3. Is there an aspect to this story that you feel is going underreported or deserves more of the spotlight?
Sometimes I think the focus has been on the financial burden for the school district – we have x number of kids, and only y number of dollars to serve them. Lack of funding is an extremely important issue, but I’d like to see more stories that are child- and youth-focused, what it means to be a homeless kid. Sometimes that big picture gets lost in the numbers.
In the stream of stories on homelessness, I also don’t think people are paying enough attention to schools as a safety net. The schools are doing what other organizations can’t – or won’t – do. We talk about “Race To The Top,” but we have kids who don’t even have shoes.
4. It’s understandably difficult to keep track of homeless students. Are some states or districts doing a better job than others?
One of the problems we face is that there are currently no standard reporting requirements on high school graduation or dropout rates for homeless students for every state. In a few years, more complete reporting will be required of all school districts – that’s something the Department of Education has thankfully being moving toward on its own.

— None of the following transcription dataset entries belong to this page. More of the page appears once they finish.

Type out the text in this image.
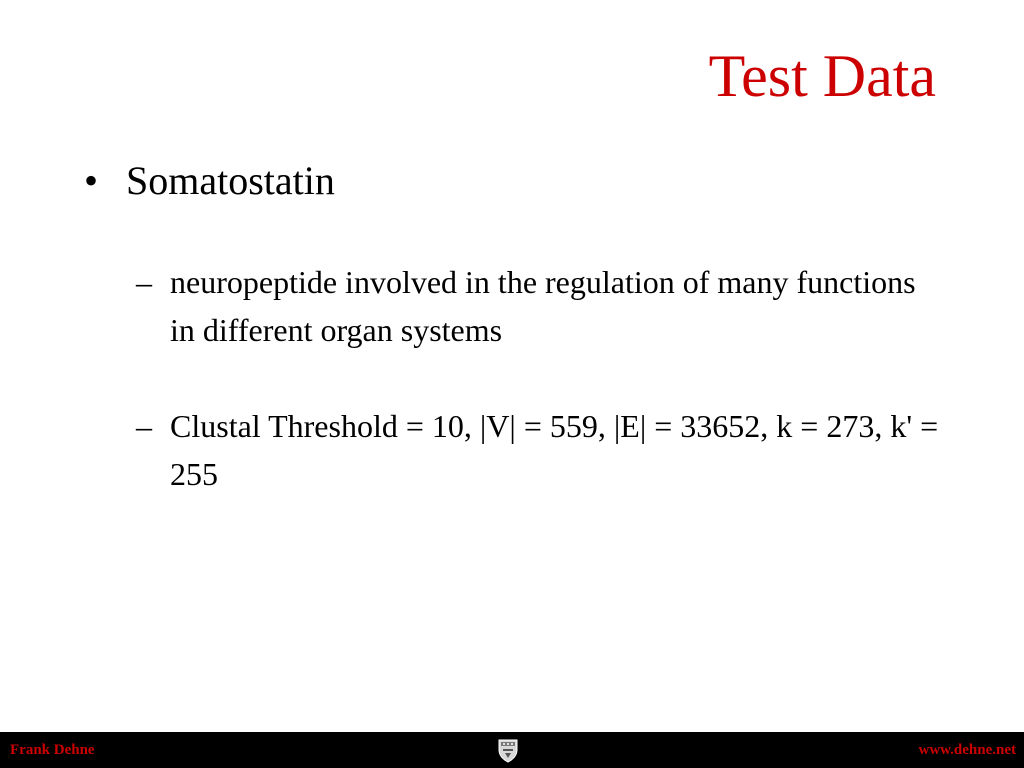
Test Data
• Somatostatin
– neuropeptide involved in the regulation of many functions in different organ systems
– Clustal Threshold = 10, |V| = 559, |E| = 33652, k = 273, k' = 255
Frank Dehne	www.dehne.net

A few states, including Virginia and Colorado, are able to disaggregate high school graduation and dropout rates by homeless status. We know from that data that homelessness has an impact on student achievement above and beyond poverty.

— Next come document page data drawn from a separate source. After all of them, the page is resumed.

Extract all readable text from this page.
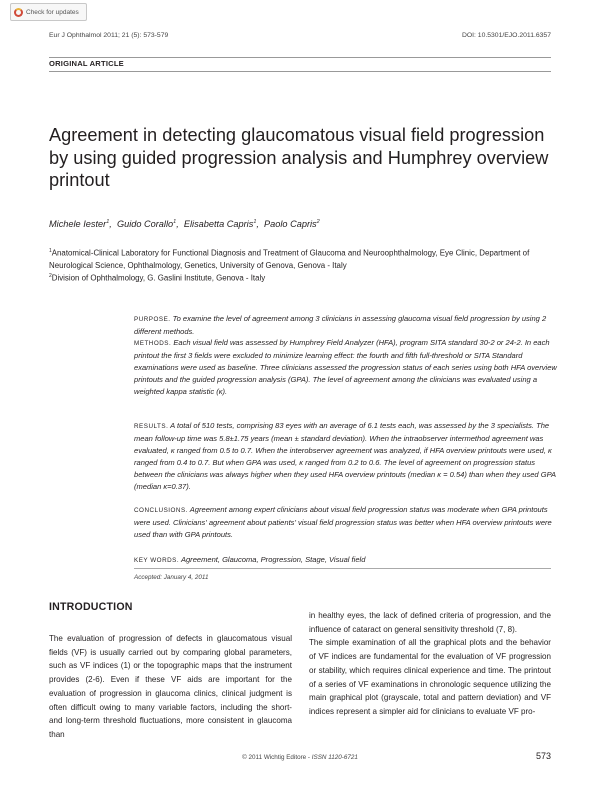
Check for updates
Eur J Ophthalmol 2011; 21 (5): 573-579	DOI: 10.5301/EJO.2011.6357
ORIGINAL ARTICLE
Agreement in detecting glaucomatous visual field progression by using guided progression analysis and Humphrey overview printout
Michele Iester$^1$,  Guido Corallo$^1$,  Elisabetta Capris$^1$,  Paolo Capris$^2$
$^1$Anatomical-Clinical Laboratory for Functional Diagnosis and Treatment of Glaucoma and Neuroophthalmology, Eye Clinic, Department of Neurological Science, Ophthalmology, Genetics, University of Genova, Genova - Italy
$^2$Division of Ophthalmology, G. Gaslini Institute, Genova - Italy

PURPOSE. To examine the level of agreement among 3 clinicians in assessing glaucoma visual field progression by using 2 different methods.

METHODS. Each visual field was assessed by Humphrey Field Analyzer (HFA), program SITA standard 30-2 or 24-2. In each printout the first 3 fields were excluded to minimize learning effect: the fourth and fifth full-threshold or SITA Standard examinations were used as baseline. Three clinicians assessed the progression status of each series using both HFA overview printouts and the guided progression analysis (GPA). The level of agreement among the clinicians was evaluated using a weighted kappa statistic (κ).

RESULTS. A total of 510 tests, comprising 83 eyes with an average of 6.1 tests each, was assessed by the 3 specialists. The mean follow-up time was 5.8±1.75 years (mean ± standard deviation). When the intraobserver intermethod agreement was evaluated, κ ranged from 0.5 to 0.7. When the interobserver agreement was analyzed, if HFA overview printouts were used, κ ranged from 0.4 to 0.7. But when GPA was used, κ ranged from 0.2 to 0.6. The level of agreement on progression status between the clinicians was always higher when they used HFA overview printouts (median κ = 0.54) than when they used GPA (median κ=0.37).

CONCLUSIONS. Agreement among expert clinicians about visual field progression status was moderate when GPA printouts were used. Clinicians' agreement about patients' visual field progression status was better when HFA overview printouts were used than with GPA printouts.

KEY WORDS. Agreement, Glaucoma, Progression, Stage, Visual field

Accepted: January 4, 2011
INTRODUCTION

The evaluation of progression of defects in glaucomatous visual fields (VF) is usually carried out by comparing global parameters, such as VF indices (1) or the topographic maps that the instrument provides (2-6). Even if these VF aids are important for the evaluation of progression in glaucoma clinics, clinical judgment is often difficult owing to many variable factors, including the short- and long-term threshold fluctuations, more consistent in glaucoma than

in healthy eyes, the lack of defined criteria of progression, and the influence of cataract on general sensitivity threshold (7, 8).

The simple examination of all the graphical plots and the behavior of VF indices are fundamental for the evaluation of VF progression or stability, which requires clinical experience and time. The printout of a series of VF examinations in chronologic sequence utilizing the main graphical plot (grayscale, total and pattern deviation) and VF indices represent a simpler aid for clinicians to evaluate VF pro-

© 2011 Wichtig Editore - ISSN 1120-6721	573
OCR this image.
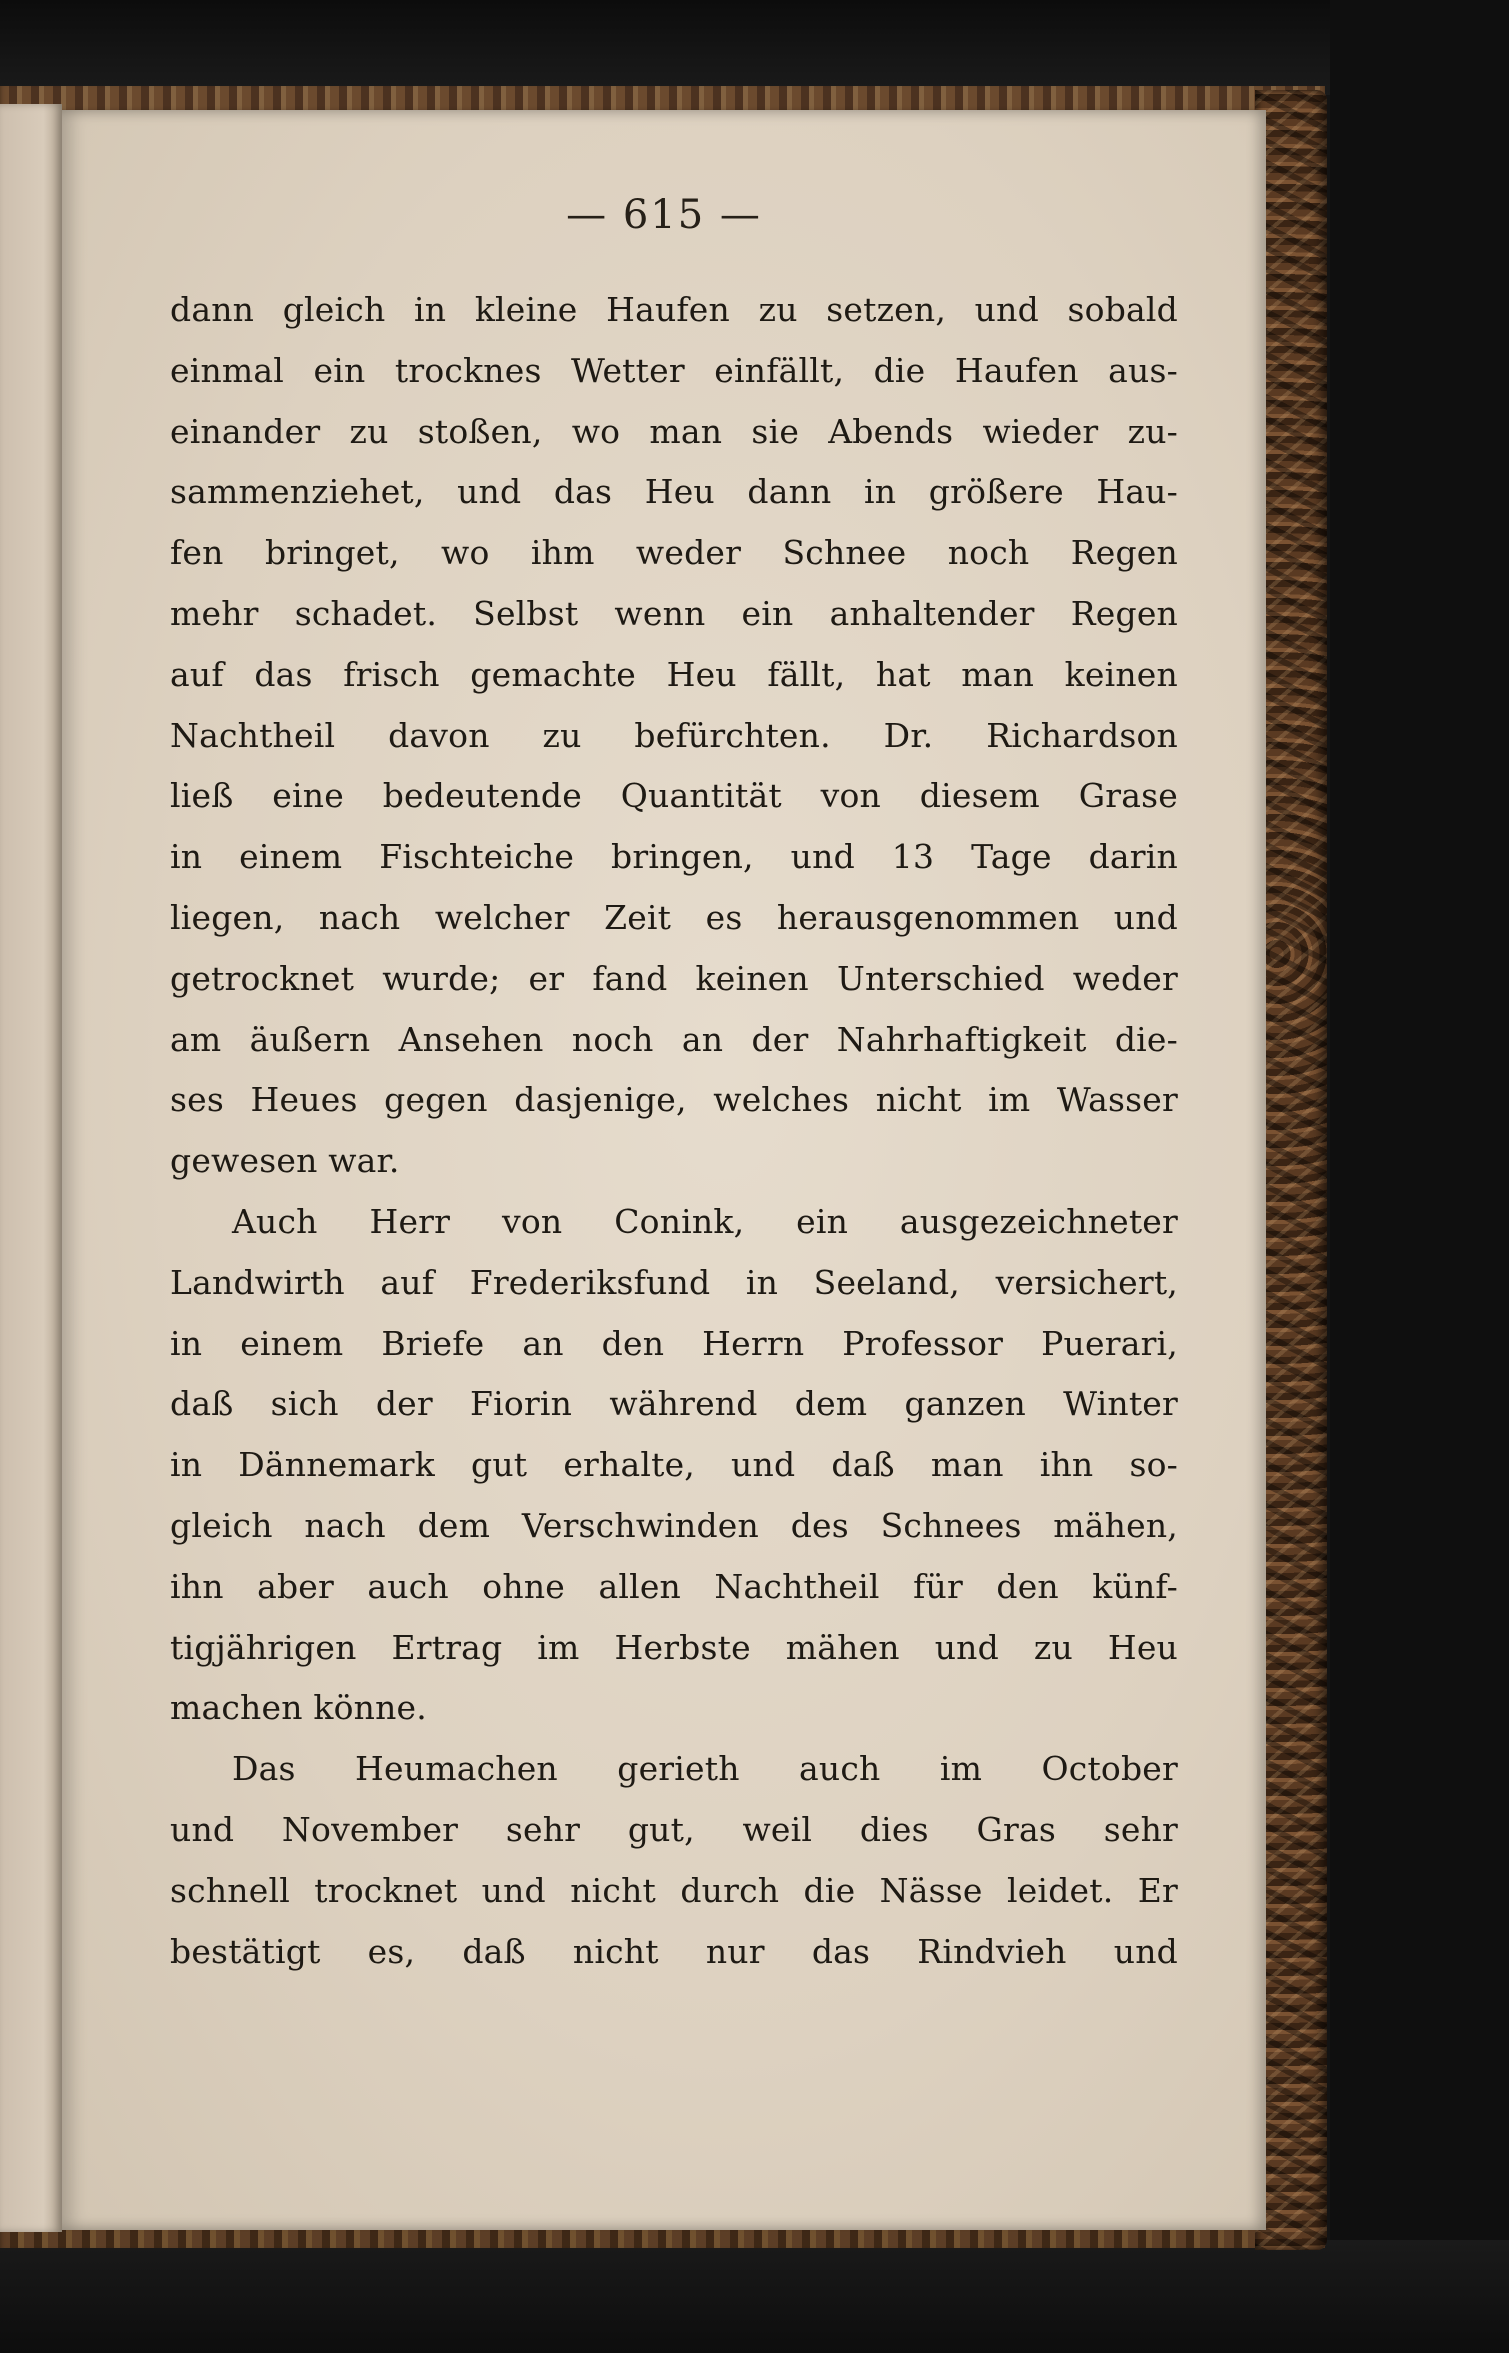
— 615 —
dann gleich in kleine Haufen zu setzen, und sobald
einmal ein trocknes Wetter einfällt, die Haufen aus-
einander zu stoßen, wo man sie Abends wieder zu-
sammenziehet, und das Heu dann in größere Hau-
fen bringet, wo ihm weder Schnee noch Regen
mehr schadet. Selbst wenn ein anhaltender Regen
auf das frisch gemachte Heu fällt, hat man keinen
Nachtheil davon zu befürchten. Dr. Richardson
ließ eine bedeutende Quantität von diesem Grase
in einem Fischteiche bringen, und 13 Tage darin
liegen, nach welcher Zeit es herausgenommen und
getrocknet wurde; er fand keinen Unterschied weder
am äußern Ansehen noch an der Nahrhaftigkeit die-
ses Heues gegen dasjenige, welches nicht im Wasser
gewesen war.
Auch Herr von Conink, ein ausgezeichneter
Landwirth auf Frederiksfund in Seeland, versichert,
in einem Briefe an den Herrn Professor Puerari,
daß sich der Fiorin während dem ganzen Winter
in Dännemark gut erhalte, und daß man ihn so-
gleich nach dem Verschwinden des Schnees mähen,
ihn aber auch ohne allen Nachtheil für den künf-
tigjährigen Ertrag im Herbste mähen und zu Heu
machen könne.
Das Heumachen gerieth auch im October
und November sehr gut, weil dies Gras sehr
schnell trocknet und nicht durch die Nässe leidet. Er
bestätigt es, daß nicht nur das Rindvieh und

Obviously there’s more work to be done. The city of Worcester, Mass. reported a larger population of homeless students than Boston Public Schools’ numbers. Does Worcester really have more homeless kids, or is Boston not doing enough to identify all of its students who qualify for services? I think it’s probably the latter.
5. Where should education reporters start when tackling this story?
Every district is required is required to have a coordinator for homeless students – the school district homeless liaison. For many districts, because of budget cuts, it’s difficult to have that be a full-time position. But that should be a reporter’s first call.
Here’s what I would ask the district: How many people are working on this? How do you train your staff? Is there training for school secretaries and counselors? How do you get the word out to families and community groups that there’s help available?
I would also reach out to some of the community providers, such as shelters, and ask for help finding parents and youth who are willing to share their experiences. I think those stories where we’re able to follow a family or a student, in and out of school, can be really powerful.